Ich bin systemische Paar- und Familientherapeutin und begleite menschen in herausfordernden Lebenssituationen.

Meine Ausbildung als systemische Therapeutin habe ich am Berliner Institut für Familientherapie (BIF) abgeschlossen. Seither erweitere ich mein fachliches Wissen in regelmäßigen Supervisionen und Fortbildungen. Ein Fokus für mich ist der Umgang mit Sucht und Neurodivergenz in Familie und Partnerschaft.

Das Bild zeigt ein Foto, auf dem die Paar- und Familientherapeutin Lara Bauerkamp vor der Skyline Berlins zu sehen ist.

Mir ist es wichtig, einen sicheren und vertrauensvollen Raum zu schaffen, in dem Sie sich allein, als Paar oder als Familie öffnen und entfalten können.

Gemeinsam schauen wir darauf, was aktuell trägt und was belastet und wo neue Handlungsspielräume entstehen können. Unterschiedliche Perspektiven dürfen dabei nebeneinander bestehen, Fragen haben ihren Platz und neue Sichtweisen können wachsen. Ziel ist es, Ihre Selbstwirksamkeit zu stärken, die mentale Gesundheit zu stabilisieren und die Erreichbarkeit Ihrer Bedürfnisse, Ziele und Wünsche zu fördern. ich verstehe Begleitung als gemeinsames Erkunden: Fragen zu stellen, Bedeutungen sichtbar werden zu lassen und Entwicklung im eigenen Tempo zu ermöglichen – mit Respekt vor dem individuellen Weg jedes Menschen.

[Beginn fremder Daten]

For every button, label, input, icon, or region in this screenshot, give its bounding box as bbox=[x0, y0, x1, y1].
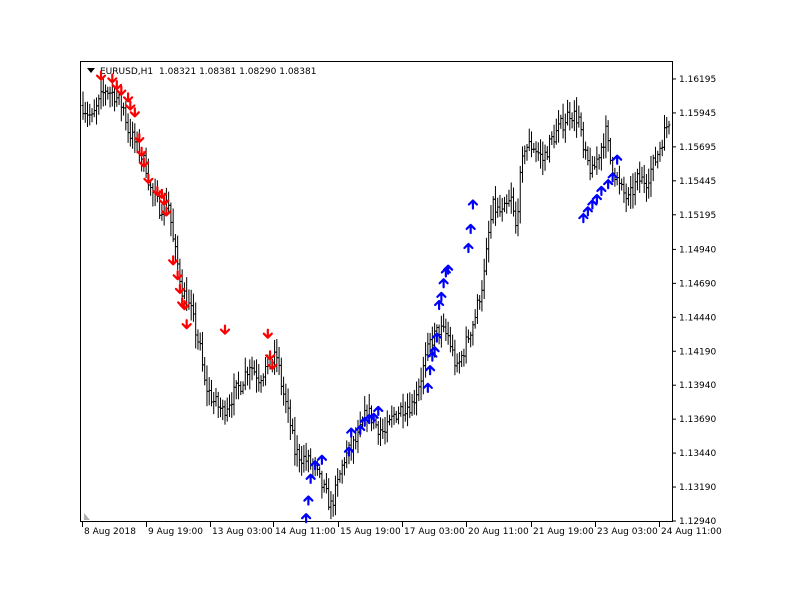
time-tick-label: 21 Aug 19:00 bbox=[533, 527, 594, 537]
scroll-shift-marker[interactable] bbox=[84, 513, 90, 520]
price-tick-label: 1.15195 bbox=[679, 211, 716, 221]
buy-arrow-icon bbox=[424, 365, 436, 376]
buy-arrow-icon bbox=[346, 427, 357, 438]
buy-arrow-icon bbox=[596, 185, 607, 197]
buy-arrow-icon bbox=[431, 332, 442, 343]
sell-arrow-icon bbox=[179, 300, 190, 311]
buy-arrow-icon bbox=[436, 291, 447, 302]
sell-arrow-icon bbox=[111, 80, 122, 91]
sell-arrow-icon bbox=[262, 328, 273, 339]
price-tick-label: 1.13690 bbox=[679, 415, 716, 425]
price-tick-label: 1.13940 bbox=[679, 381, 716, 391]
ohlc-bar bbox=[667, 120, 671, 135]
sell-arrow-icon bbox=[134, 133, 145, 144]
time-tick-label: 23 Aug 03:00 bbox=[597, 527, 658, 537]
sell-arrow-icon bbox=[125, 100, 136, 111]
buy-arrow-icon bbox=[603, 179, 614, 190]
buy-arrow-icon bbox=[591, 193, 602, 205]
price-tick-label: 1.16195 bbox=[679, 75, 716, 85]
price-tick-label: 1.14440 bbox=[679, 313, 716, 323]
buy-arrow-icon bbox=[465, 223, 476, 235]
sell-arrow-icon bbox=[172, 270, 183, 281]
price-tick-label: 1.15445 bbox=[679, 177, 716, 187]
time-tick-label: 17 Aug 03:00 bbox=[404, 527, 465, 537]
time-tick-label: 24 Aug 11:00 bbox=[661, 527, 722, 537]
buy-arrow-icon bbox=[582, 206, 593, 217]
chart-header-quote: 1.08321 1.08381 1.08290 1.08381 bbox=[159, 67, 316, 77]
buy-arrow-icon bbox=[612, 154, 623, 165]
symbol-dropdown-icon[interactable] bbox=[87, 68, 95, 73]
time-tick-label: 20 Aug 11:00 bbox=[468, 527, 529, 537]
time-tick-label: 15 Aug 19:00 bbox=[340, 527, 401, 537]
sell-arrow-icon bbox=[264, 350, 276, 361]
sell-arrow-icon bbox=[107, 73, 118, 84]
price-tick-label: 1.13190 bbox=[679, 483, 716, 493]
buy-arrow-icon bbox=[303, 495, 314, 506]
sell-arrow-icon bbox=[129, 107, 140, 118]
buy-arrow-icon bbox=[301, 513, 312, 524]
buy-arrow-icon bbox=[355, 424, 366, 436]
buy-arrow-icon bbox=[364, 413, 375, 425]
buy-arrow-icon bbox=[422, 382, 433, 393]
price-axis-labels: 1.16195 1.15945 1.15695 1.15445 1.15195 1.149… bbox=[672, 75, 716, 527]
sell-arrow-icon bbox=[95, 70, 107, 81]
signal-arrows bbox=[95, 70, 623, 524]
buy-arrow-icon bbox=[463, 242, 474, 254]
buy-arrow-icon bbox=[607, 172, 618, 183]
sell-arrow-icon bbox=[168, 255, 179, 266]
sell-arrow-icon bbox=[219, 324, 231, 335]
time-tick-label: 14 Aug 11:00 bbox=[275, 527, 336, 537]
buy-arrow-icon bbox=[443, 264, 454, 275]
sell-arrow-icon bbox=[174, 283, 186, 294]
sell-arrow-icon bbox=[122, 92, 134, 103]
price-tick-label: 1.15695 bbox=[679, 143, 716, 153]
price-tick-label: 1.14190 bbox=[679, 347, 716, 357]
buy-arrow-icon bbox=[578, 212, 589, 224]
buy-arrow-icon bbox=[438, 278, 449, 289]
buy-arrow-icon bbox=[587, 199, 598, 210]
buy-arrow-icon bbox=[434, 299, 445, 311]
buy-arrow-icon bbox=[316, 454, 328, 465]
sell-arrow-icon bbox=[138, 157, 149, 168]
time-tick-label: 13 Aug 03:00 bbox=[212, 527, 273, 537]
buy-arrow-icon bbox=[305, 473, 316, 484]
sell-arrow-icon bbox=[143, 173, 154, 184]
price-tick-label: 1.14690 bbox=[679, 279, 716, 289]
sell-arrow-icon bbox=[181, 319, 192, 330]
sell-arrow-icon bbox=[136, 146, 147, 157]
buy-arrow-icon bbox=[310, 460, 321, 471]
time-tick-label: 8 Aug 2018 bbox=[84, 527, 136, 537]
sell-arrow-icon bbox=[156, 188, 167, 199]
buy-arrow-icon bbox=[368, 412, 379, 423]
buy-arrow-icon bbox=[343, 446, 355, 457]
chart-header-symbol: EURUSD,H1 bbox=[100, 67, 153, 77]
price-tick-label: 1.13440 bbox=[679, 449, 716, 459]
buy-arrow-icon bbox=[429, 346, 440, 357]
price-tick-label: 1.15945 bbox=[679, 109, 716, 119]
price-tick-label: 1.14940 bbox=[679, 245, 716, 255]
sell-arrow-icon bbox=[161, 206, 172, 217]
sell-arrow-icon bbox=[159, 195, 170, 206]
buy-arrow-icon bbox=[373, 405, 384, 417]
time-axis-labels: 8 Aug 2018 9 Aug 19:00 13 Aug 03:00 14 Aug … bbox=[82, 521, 722, 537]
sell-arrow-icon bbox=[116, 85, 127, 96]
price-tick-label: 1.12940 bbox=[679, 517, 716, 527]
time-tick-label: 9 Aug 19:00 bbox=[148, 527, 203, 537]
buy-arrow-icon bbox=[467, 199, 479, 210]
sell-arrow-icon bbox=[267, 359, 278, 371]
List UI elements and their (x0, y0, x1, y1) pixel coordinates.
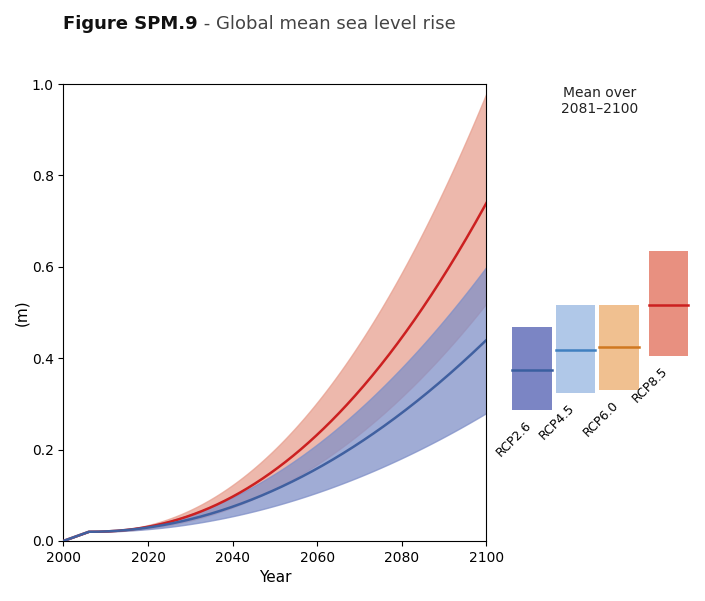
Text: RCP2.6: RCP2.6 (493, 419, 534, 459)
Text: Mean over
2081–2100: Mean over 2081–2100 (560, 86, 638, 116)
Y-axis label: (m): (m) (14, 299, 29, 326)
Text: RCP4.5: RCP4.5 (537, 401, 577, 442)
Text: RCP8.5: RCP8.5 (630, 365, 670, 406)
Text: Figure SPM.9: Figure SPM.9 (63, 15, 198, 33)
X-axis label: Year: Year (259, 570, 291, 585)
Text: - Global mean sea level rise: - Global mean sea level rise (198, 15, 456, 33)
Text: RCP6.0: RCP6.0 (580, 399, 621, 439)
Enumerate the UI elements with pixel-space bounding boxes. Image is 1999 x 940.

Ein prägender Abschnitt meines beruflichen Werdegangs war meine Mitarbeit in einer Patientenorganisation für Krebsbetroffene. Dort habe ich Menschen begleitet, die sich in existenziellen Ausnahmesituationen befanden – zwischen Diagnose, Behandlung, Angst, Hoffnung und Neuorientierung.

Beziehungen und die psychischen Dimensionen menschlichen Erlebens haben mich schon immer interessiert. Mein Weg in die therapeutische Arbeit führte jedoch über einen Umweg: Viele Jahre war ich als Dokumentarfilmerin, Journalistin und Redakteurin tätig. In dieser Zeit habe ich mich intensiv mit besonderen Lebensumständen und psychologischen Themen auseinandergesetzt – unter anderem mit häuslicher Gewalt, ADHS sowie weiteren individuellen und gesellschaftlichen Herausforderungen.

Was meine bisherigen Tätigkeiten verbindet, ist die Arbeit mit sensiblen Themen und Menschen in belastenden Situationen. Genau zuzuhören, Dynamiken wahrzunehmen, Ambivalenzen auszuhalten und Vertrauen aufzubauen, gehörte dabei zu meinem Alltag. Diese Haltung – aufmerksam, empathisch und wertfrei – prägt auch meine therapeutische Arbeit heute.